During Bush's first term, Schröder and his party of Social Democrats as well as the Greens made no secret of their opposition to the president's foreign policy in Iraq and elsewhere and frequently locked heads on the internatioal stage. Now Berlin is eager to patch things up, Voigt said.

"We always made it clear that this was a difference about a specific issue. It was not a turning point in German-American relations," he said. "We made it clear by objecting against the use of force but at the same time the Americans could use bases in Germany."

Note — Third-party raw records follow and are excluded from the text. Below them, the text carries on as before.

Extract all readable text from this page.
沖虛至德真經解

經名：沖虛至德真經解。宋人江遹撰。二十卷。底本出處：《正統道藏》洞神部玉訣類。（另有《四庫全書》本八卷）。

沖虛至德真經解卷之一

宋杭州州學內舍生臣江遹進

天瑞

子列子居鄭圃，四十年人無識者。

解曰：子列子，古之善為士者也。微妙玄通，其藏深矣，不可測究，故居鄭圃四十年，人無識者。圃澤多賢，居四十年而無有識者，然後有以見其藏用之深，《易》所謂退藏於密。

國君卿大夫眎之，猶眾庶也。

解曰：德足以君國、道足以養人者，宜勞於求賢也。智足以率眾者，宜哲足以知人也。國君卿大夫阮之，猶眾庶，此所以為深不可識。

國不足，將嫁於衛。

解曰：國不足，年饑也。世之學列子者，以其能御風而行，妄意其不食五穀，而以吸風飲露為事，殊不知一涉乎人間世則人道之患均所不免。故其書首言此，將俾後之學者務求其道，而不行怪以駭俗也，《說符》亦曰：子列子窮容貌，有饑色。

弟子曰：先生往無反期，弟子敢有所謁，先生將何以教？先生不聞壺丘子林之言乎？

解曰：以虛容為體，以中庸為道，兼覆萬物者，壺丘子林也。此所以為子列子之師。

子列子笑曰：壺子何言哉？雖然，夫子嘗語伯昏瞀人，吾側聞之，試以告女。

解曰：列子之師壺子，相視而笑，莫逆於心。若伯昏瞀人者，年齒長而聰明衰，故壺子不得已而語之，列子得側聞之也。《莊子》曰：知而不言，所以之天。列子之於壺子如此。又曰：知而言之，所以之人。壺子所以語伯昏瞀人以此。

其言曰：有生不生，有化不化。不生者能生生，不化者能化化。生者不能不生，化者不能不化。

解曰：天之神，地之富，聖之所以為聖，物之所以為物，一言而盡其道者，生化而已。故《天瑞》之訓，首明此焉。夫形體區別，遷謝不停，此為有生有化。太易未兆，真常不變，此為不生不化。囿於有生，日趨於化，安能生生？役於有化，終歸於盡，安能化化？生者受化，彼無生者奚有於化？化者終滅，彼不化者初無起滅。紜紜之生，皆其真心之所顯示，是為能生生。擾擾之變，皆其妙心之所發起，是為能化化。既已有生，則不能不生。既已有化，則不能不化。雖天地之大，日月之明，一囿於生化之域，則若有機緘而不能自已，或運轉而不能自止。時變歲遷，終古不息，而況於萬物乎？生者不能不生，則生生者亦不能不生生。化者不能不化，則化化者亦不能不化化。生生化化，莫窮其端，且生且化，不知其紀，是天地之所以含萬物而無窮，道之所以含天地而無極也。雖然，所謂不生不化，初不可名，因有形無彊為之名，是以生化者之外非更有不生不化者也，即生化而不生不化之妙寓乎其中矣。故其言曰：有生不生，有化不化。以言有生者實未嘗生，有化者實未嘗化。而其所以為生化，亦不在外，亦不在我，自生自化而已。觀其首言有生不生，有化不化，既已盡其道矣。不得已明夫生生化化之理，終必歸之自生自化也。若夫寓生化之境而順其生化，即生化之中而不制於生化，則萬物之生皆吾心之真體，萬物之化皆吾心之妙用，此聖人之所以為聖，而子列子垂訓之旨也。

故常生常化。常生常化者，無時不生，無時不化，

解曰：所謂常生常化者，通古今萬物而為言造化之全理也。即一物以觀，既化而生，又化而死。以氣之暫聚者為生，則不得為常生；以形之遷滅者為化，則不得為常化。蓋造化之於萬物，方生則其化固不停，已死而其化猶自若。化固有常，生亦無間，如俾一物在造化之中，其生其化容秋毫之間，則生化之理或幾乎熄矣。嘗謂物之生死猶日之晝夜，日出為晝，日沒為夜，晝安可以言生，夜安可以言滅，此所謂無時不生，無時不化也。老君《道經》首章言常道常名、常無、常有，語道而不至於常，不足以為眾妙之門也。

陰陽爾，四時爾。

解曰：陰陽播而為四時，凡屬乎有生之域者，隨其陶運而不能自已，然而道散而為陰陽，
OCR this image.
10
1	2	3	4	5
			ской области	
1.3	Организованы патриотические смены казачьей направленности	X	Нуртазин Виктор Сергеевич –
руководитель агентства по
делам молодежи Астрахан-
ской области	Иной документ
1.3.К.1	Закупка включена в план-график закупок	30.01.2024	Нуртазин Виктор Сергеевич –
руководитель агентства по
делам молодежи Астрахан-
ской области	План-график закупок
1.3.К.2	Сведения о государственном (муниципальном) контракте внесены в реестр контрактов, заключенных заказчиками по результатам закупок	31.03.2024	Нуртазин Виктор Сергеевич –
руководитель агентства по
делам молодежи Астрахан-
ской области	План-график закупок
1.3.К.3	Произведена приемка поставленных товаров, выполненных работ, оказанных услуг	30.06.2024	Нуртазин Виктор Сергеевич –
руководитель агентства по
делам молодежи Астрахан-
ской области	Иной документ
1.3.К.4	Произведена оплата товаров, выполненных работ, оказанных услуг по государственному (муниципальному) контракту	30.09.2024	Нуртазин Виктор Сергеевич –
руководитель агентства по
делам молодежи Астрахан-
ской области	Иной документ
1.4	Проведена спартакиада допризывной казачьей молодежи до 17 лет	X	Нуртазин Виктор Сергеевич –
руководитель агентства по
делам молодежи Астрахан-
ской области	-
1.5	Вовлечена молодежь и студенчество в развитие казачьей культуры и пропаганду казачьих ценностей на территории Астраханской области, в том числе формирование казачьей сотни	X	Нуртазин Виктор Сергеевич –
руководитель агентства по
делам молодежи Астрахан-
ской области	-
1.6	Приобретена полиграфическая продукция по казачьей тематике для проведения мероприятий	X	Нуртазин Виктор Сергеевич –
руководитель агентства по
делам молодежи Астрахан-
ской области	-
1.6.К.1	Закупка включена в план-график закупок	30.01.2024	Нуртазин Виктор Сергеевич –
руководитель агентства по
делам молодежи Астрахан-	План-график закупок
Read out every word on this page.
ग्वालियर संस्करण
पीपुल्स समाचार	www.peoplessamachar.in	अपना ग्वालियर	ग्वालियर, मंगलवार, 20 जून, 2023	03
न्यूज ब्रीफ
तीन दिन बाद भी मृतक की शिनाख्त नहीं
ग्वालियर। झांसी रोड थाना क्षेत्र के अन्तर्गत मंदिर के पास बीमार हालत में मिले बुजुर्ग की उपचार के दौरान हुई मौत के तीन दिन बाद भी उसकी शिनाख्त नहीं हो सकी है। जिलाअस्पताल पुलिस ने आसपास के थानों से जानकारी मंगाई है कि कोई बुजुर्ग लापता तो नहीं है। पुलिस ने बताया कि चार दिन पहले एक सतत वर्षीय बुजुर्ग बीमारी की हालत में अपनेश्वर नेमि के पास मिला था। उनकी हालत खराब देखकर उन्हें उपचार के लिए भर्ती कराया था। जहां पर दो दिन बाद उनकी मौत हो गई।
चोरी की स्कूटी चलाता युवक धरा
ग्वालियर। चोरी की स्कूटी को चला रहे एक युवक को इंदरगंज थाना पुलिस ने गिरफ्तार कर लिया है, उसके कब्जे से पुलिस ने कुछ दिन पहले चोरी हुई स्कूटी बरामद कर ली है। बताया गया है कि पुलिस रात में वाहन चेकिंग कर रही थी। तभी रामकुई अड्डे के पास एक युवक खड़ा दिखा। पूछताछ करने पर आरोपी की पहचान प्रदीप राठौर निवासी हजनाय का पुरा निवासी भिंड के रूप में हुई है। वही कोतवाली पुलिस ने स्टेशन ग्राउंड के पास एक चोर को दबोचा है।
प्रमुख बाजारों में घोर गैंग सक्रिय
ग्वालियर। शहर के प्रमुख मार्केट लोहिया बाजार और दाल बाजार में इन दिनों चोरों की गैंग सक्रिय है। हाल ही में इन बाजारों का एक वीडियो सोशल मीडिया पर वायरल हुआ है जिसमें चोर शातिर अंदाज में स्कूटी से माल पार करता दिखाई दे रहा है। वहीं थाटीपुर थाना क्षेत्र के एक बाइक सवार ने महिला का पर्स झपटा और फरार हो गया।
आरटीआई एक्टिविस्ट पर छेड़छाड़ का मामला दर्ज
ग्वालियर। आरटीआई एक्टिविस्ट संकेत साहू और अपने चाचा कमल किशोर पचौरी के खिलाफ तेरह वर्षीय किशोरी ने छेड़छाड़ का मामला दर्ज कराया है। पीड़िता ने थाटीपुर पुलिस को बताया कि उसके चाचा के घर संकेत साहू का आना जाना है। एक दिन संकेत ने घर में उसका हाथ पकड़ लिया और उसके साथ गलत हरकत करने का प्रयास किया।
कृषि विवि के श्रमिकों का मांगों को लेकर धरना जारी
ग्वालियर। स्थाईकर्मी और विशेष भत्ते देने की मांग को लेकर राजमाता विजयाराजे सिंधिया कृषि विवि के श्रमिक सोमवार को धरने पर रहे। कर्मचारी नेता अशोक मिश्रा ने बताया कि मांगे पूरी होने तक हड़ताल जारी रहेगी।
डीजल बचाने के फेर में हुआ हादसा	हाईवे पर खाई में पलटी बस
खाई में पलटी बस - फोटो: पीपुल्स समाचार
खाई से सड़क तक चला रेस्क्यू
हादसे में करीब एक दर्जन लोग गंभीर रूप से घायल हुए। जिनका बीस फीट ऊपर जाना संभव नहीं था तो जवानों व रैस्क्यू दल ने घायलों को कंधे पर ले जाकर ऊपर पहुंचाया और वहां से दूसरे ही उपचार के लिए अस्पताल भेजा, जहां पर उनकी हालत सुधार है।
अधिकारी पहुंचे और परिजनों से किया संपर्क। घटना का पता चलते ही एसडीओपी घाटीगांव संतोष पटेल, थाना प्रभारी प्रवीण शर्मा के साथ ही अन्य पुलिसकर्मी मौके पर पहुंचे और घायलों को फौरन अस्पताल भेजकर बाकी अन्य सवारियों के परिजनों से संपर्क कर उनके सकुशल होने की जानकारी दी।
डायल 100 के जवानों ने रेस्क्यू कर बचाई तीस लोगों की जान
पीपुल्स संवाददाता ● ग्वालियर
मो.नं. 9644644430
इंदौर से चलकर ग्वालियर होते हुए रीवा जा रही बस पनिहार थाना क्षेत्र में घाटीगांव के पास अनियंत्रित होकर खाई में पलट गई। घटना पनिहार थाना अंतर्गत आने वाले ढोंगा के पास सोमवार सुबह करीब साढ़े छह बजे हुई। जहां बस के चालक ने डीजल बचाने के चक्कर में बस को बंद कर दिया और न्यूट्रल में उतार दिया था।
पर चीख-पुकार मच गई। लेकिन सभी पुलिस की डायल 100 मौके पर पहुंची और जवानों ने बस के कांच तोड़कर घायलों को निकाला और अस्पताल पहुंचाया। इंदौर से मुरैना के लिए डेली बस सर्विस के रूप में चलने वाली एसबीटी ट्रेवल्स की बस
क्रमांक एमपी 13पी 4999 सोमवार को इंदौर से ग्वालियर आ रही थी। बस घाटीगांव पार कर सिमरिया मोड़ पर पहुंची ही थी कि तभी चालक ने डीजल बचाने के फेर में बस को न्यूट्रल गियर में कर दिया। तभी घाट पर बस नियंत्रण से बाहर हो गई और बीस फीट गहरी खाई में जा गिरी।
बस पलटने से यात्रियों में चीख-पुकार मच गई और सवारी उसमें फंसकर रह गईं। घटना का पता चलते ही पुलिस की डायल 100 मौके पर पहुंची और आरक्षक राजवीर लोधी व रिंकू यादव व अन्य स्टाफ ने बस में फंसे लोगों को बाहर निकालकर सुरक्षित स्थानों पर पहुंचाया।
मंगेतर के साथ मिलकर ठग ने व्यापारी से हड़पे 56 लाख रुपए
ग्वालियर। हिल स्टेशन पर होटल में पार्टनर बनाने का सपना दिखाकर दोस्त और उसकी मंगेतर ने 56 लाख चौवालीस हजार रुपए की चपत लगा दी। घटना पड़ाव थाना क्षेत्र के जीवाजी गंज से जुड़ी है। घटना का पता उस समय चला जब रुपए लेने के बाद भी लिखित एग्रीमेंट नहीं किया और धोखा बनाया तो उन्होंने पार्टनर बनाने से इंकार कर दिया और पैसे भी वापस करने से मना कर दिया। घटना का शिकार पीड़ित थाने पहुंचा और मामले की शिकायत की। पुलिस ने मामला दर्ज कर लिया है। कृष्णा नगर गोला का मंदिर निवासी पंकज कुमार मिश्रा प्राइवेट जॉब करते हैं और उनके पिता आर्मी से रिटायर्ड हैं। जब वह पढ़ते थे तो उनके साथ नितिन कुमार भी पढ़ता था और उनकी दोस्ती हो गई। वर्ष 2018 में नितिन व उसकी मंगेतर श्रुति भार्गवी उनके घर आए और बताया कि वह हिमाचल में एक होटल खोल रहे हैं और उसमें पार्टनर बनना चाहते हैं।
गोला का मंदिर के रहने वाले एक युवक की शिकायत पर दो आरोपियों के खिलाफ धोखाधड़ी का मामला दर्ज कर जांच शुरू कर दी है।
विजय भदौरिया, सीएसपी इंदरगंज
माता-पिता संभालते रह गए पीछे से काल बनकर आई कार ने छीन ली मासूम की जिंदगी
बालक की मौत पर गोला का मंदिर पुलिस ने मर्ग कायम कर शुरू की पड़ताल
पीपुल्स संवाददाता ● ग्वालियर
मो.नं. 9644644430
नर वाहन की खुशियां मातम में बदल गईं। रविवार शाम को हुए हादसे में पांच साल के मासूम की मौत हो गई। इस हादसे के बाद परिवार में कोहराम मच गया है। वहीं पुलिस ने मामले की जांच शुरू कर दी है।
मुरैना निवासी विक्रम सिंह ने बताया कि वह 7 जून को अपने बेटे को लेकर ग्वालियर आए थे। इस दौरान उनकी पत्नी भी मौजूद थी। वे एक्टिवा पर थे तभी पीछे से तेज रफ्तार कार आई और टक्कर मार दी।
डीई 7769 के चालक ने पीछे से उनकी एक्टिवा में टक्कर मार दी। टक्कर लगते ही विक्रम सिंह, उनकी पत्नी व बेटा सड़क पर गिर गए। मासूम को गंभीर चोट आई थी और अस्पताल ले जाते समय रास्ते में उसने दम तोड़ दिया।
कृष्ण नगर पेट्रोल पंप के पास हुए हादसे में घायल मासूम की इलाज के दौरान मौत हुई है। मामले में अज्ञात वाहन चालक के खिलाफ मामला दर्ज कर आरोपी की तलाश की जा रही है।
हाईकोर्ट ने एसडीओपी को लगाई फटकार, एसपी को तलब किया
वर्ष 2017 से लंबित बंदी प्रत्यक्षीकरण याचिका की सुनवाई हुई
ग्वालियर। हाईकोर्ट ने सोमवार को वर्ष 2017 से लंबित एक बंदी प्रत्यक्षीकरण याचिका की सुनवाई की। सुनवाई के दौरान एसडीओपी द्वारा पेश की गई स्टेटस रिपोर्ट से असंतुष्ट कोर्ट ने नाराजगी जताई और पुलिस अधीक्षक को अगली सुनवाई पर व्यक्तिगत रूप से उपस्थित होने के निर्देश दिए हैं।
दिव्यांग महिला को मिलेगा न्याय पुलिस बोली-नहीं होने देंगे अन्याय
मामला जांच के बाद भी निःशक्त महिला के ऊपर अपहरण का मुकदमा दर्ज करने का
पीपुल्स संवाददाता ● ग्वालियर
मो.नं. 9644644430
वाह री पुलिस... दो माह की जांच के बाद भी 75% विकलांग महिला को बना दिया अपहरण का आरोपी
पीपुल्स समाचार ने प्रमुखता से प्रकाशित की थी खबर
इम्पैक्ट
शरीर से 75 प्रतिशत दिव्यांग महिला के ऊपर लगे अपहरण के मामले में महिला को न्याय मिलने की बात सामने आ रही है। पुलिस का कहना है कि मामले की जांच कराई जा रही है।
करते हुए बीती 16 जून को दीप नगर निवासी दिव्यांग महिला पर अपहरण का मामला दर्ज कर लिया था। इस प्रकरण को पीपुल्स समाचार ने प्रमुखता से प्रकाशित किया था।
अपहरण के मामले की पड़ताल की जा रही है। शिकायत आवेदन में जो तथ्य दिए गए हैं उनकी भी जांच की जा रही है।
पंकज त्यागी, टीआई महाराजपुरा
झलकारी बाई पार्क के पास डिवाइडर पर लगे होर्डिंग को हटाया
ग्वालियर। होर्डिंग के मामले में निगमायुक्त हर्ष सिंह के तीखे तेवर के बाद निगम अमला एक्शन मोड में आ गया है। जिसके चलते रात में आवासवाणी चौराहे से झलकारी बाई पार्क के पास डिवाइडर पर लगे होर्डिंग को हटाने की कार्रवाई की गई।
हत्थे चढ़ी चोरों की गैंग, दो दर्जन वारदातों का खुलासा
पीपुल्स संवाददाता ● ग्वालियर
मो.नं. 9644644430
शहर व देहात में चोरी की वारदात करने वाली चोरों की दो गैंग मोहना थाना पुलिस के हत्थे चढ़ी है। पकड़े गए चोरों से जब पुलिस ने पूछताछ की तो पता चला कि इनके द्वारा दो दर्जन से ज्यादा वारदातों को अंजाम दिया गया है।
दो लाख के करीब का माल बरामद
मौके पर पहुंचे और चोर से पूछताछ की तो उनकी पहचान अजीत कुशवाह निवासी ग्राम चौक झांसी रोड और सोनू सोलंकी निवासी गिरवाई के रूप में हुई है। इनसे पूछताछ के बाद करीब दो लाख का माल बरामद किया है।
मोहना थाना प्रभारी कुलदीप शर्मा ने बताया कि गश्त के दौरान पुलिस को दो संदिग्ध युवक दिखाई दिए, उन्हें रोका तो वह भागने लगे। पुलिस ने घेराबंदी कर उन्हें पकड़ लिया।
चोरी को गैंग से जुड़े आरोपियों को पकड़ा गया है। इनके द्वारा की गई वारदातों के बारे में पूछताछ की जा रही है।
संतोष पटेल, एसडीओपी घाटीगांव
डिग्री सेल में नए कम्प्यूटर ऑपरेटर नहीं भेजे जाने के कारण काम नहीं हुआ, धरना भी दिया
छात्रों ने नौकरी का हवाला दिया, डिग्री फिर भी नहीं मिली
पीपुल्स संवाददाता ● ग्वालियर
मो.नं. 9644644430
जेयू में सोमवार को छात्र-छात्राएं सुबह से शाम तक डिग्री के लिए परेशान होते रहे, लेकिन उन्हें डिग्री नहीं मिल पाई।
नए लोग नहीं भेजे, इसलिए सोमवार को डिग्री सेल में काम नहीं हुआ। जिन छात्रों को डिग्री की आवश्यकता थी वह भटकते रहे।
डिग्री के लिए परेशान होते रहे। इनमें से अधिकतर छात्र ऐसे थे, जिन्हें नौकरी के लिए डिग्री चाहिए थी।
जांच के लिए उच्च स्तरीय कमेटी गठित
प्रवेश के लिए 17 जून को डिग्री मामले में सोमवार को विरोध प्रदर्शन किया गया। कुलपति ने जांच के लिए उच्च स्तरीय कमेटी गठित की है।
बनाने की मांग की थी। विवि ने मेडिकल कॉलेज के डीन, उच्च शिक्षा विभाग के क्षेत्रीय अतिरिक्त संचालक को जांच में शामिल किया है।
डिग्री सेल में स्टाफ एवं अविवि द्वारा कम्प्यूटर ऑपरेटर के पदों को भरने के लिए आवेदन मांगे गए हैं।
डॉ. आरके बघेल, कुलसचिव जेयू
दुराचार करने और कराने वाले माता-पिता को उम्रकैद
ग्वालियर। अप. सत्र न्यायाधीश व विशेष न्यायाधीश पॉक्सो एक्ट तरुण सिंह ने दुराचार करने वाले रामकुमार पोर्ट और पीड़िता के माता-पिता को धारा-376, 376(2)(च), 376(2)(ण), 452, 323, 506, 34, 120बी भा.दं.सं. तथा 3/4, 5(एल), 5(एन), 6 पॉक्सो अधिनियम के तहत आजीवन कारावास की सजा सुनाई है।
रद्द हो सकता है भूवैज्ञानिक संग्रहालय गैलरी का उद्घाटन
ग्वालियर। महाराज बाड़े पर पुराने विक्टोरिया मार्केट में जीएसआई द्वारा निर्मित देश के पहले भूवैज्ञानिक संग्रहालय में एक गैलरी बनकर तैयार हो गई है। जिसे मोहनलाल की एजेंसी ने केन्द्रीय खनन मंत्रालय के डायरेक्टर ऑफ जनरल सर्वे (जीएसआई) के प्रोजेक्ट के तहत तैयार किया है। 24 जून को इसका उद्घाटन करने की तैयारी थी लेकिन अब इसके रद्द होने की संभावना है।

Common ground with the opposition

The opposition agrees with the Schröder administration on that point. Ruprecht Polenz, a Christian Democratic (CDU) member of the Bundestag who also sits on the Bundestag's Standing Committee on Foreign Affairs, described international relations as an effort to maintain interests between countries. In that regard, both Germany and the US have much in common, he said.

Polenz believes that Germany has to put the disagreement about the Iraq war behind it. Voigt agrees and thinks it is time to start anew with Washington.

Look to the future

Amtseinführung von George Bush
George W. Bush and first lady Laura Bush during the inaugurationImage: AP

Christian Democratic party vice-chairman Wolfgang Schäuble, in a recent interview with the Neue Presse, said that mistakes had been made on both sides of the Atlantic that both the US and Germany should take a close look at them and learn from the past. Germany for its part must be more consistent in foreign policy, the CDU foreign affairs expert claimed.

He said that Berlin's accusations that the US needed to act multilaterally were unjust because Germany does not implement the multilateral decisions made by the UN Security Council, such as the Iraq resolution. Such actions only strengthen the American drive to act unilaterally.

And George W. Bush? In his inauguration speech, he made a brief reference to allies, honoring them for their friendship and saying the US relies on their help.

Although very sweeping in its address, those are welcoming words for Chancellor Gerhard Schröder, who will be meeting with Bush in February.